[君影草] -prologue-
文字サイズ: 大
 白が青に染まる時、彼はもうこの世にいないだろう。
 だからせめてその色を、この小さな花で思い出せるように――。


 目の前が真っ暗になる、とはよく言ったもので、瞬間目の前を染めた闇は、少しの間その光景を拒絶するように――いや、むしろその光景を見たショックから男を守るように覆いかぶさった。
 しばらくしてようやく晴れた視界に入ったのは真っ青な血の海。いつも彼がいた場所の手前、広がった青い血は男が入ってきた扉のすぐそばまで広がっていた。
 そして、その部屋のそこら辺についているいくつもの足跡。彼の足跡を探して床に近付くと、あちこちについている足跡とは別にほとんど動いた形跡のないものを見つけた。
――ほとんど動かなかったのか? 否、動けなかった?
 『サイキックプリズン』という魔術がある。その名の通り、敵を術の檻の中に閉じ込め、その者が使う術を封じる術。それが使われたのだということはすぐにわかった。人間の、魔術を使う者がそうやって敵を倒しているのを見たことが何度もあったから。そして相手がその檻に閉じ込められたまま、動くこともできずに消滅していったことも。
「だから、剣を教えてあげるって言ったのにさ。君ってば、術は使えるのに剣や槍はからっきし……」
 死んだ者は強力な術を使った。『時術』――時の流れを操る術。主が戯れで教えた、古来存在したと言われるその幻の術に魅せられ、彼が研究を始めたのはもう四百年も前になる。
 やがて術は完成し、この世に伝説の時術は蘇った。しかし、その資質が他者に渡るのを恐れた彼は、時を止めることによって再び、時術を封印することにしたのだ。
『私はとんでもない化け物を蘇らせてしまった――』
 最初の眠りにつく直前、彼がそう呟いたのを覚えている。
「君の手の中で眠っていた子猫は――凶悪な獅子に変わってしまうかもしれないね」



 胸騒ぎがしたのだ。

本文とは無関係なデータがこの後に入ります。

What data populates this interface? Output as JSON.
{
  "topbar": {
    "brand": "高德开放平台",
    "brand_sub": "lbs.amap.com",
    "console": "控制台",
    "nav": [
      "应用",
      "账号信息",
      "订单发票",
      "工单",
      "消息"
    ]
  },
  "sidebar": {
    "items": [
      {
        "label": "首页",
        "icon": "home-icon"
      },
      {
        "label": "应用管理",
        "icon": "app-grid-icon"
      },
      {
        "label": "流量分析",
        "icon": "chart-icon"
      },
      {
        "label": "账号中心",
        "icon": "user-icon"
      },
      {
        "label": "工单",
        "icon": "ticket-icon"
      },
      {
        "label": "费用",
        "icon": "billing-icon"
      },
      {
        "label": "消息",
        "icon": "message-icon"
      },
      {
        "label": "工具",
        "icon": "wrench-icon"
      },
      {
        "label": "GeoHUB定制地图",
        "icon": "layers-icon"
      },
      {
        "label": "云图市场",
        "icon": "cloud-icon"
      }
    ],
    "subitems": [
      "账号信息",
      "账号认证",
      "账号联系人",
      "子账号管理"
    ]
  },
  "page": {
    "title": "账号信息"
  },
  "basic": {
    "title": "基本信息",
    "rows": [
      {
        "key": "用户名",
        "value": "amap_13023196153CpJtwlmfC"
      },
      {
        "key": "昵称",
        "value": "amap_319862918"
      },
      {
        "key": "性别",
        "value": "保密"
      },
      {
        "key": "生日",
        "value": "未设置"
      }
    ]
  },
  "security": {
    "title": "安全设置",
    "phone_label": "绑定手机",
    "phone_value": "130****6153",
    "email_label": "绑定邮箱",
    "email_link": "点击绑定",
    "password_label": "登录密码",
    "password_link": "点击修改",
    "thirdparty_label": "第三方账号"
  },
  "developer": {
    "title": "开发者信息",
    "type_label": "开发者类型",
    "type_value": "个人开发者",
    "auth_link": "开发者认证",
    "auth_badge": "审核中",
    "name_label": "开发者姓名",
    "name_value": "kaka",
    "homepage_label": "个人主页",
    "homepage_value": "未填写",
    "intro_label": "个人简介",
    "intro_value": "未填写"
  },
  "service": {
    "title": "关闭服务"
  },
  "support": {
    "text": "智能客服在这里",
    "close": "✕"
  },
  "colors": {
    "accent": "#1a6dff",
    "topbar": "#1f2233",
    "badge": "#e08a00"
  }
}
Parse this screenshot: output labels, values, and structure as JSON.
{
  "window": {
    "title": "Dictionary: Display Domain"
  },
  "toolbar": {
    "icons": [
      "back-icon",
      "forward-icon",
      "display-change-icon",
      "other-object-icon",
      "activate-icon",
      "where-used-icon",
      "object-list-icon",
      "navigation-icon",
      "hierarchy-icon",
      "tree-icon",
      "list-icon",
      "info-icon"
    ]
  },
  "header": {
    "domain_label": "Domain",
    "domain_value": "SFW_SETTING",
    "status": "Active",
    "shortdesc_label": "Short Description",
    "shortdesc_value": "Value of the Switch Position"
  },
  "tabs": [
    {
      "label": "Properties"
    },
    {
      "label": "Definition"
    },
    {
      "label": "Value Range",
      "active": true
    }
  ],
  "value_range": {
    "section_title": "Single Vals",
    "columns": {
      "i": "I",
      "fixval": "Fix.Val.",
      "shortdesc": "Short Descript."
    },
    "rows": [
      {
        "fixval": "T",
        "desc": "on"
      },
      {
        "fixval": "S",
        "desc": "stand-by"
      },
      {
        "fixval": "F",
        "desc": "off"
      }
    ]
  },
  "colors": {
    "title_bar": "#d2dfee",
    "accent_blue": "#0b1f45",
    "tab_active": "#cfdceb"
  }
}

だからここに駆けつけた。
『私は近いうちに命を狙われることになる』
 つい先日。毅然とした態度でそんな恐ろしいことを言った彼に男は笑顔で返した。
『大丈夫さ。君ほどの妖魔がたかだか人間一匹に負けるわけがない』
『一人で来るとは限らないだろう』
『だったら僕を呼んでよ。君の代わりに、僕がそいつらを皆殺しにしてあげる』

「なのにどうして、呼んでくれないかなあ……」
 彼がよく腰掛けていた椅子に座り、静かに目を閉じる。
 ここでこうしていれば、このリージョン中に広がる彼の妖気を感じることができるのに。なのに、一番会いたい『彼自身』はもうこの世にはいない。彼は完全に『消滅』してしまったのだ。
 そういえば、自分がこのリージョンに到着した時、ちょうど入れ違いに消えた気配があった。人間とメカとモンスターと――よく知っている妖魔。
「あんたがまさかフィオロを殺すのに加担してたとはね」
 すっと開かれた瞳はかつて恐れられた戦士のそれ。そこにある殺意を隠そうともせず、男は静かに立ち上がると、そっと床に膝をつく。
「大丈夫だよ。後は僕に任せて」
 優しくそう囁くと、まるでその血の持ち主を慈しむように、残された血だまりに口付けを落とした。